Haskell：中缀（`：`）运算符是否有左侧标识？

Question

In other words, what syntax (if any) could I use in place of XXX in the following implementation of filter:

filter' :: (a -> Bool) -> [a] -> [a]
filter' _ []     = []
filter' f (x:xs) =
  let n = if f x then x else XXX
  in  n:(filter' f xs)

I'm aware of the following alternative implementation (which is recursive and only prepends) but would still be curious if the infix operator has a LHS identity.

filter' :: (a -> Bool) -> [a] -> [a]
filter' _ []     = []
filter' f (x:xs)
  | f x = x:(filter' f xs)
  | otherwise = filter' f xs

Answer 1

There is none. This can be seen because

ghci> length (undefined : [])
1

so no matter what element you put there, you will always get a length of 1.

How about this phrasing:

filter' f (x:xs) =
    let n = if f x then (x:) else id
    in  n (filter' f xs)

Answer 2

Handwave alert: the following is strictly speaking a lie (because of undefined and such), but it's still a useful idea.
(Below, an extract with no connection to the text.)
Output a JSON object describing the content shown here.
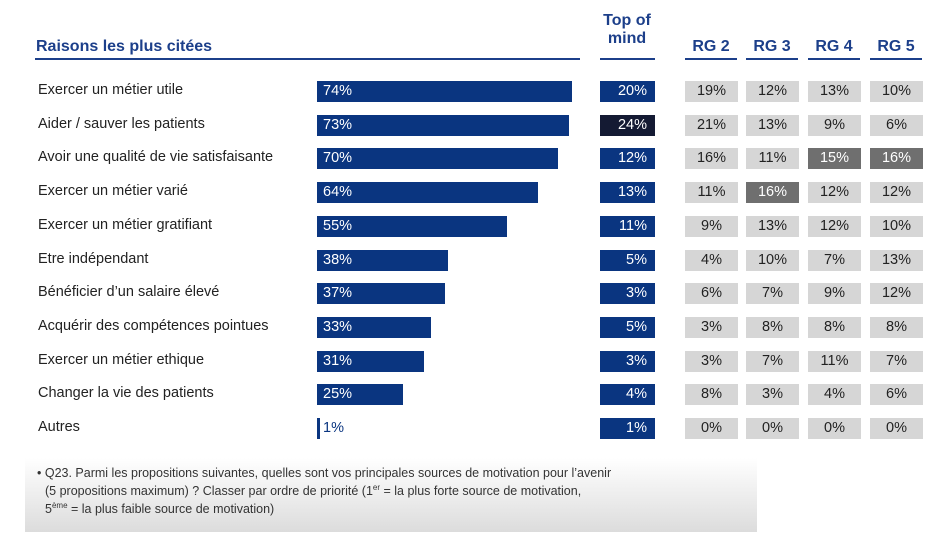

One key property of types defined with Haskell data declarations is that they are free : the set of values for a data type is isomorphic to the set of normal-form terms (fully evaluated expressions) of that type. If two terms of the type are different, then they have different values.

From this it follows that x : xs and xs (in the same scope) must be different lists, simply because they are different terms.

Put a bit differently, the semantics of data types is that if you pattern match on a constructor application you always get back the same constructor and its arguments. For example, these two expressions are guaranteed to be True , no matter what x and xs may be:

case [] of
    []   -> True
    x:xs -> False

case (x:xs) of
    []     -> False
    x':xs' -> x == x' && xs == xs'

The left identity value you're looking for would be a counterexample to the second expression here. Ergo, no such value exists.

Answer 3

There is none, but ++ does have an identity, namely [] . So this would work as well:

filter' _ [] = []
filter' f (x:xs) =
     let n = if f x then [x] else [] 
     in n ++ (filter' f xs)

This is the same as @luqui's answer (as you could prove) only less efficient , but it keeps things a bit lower-order.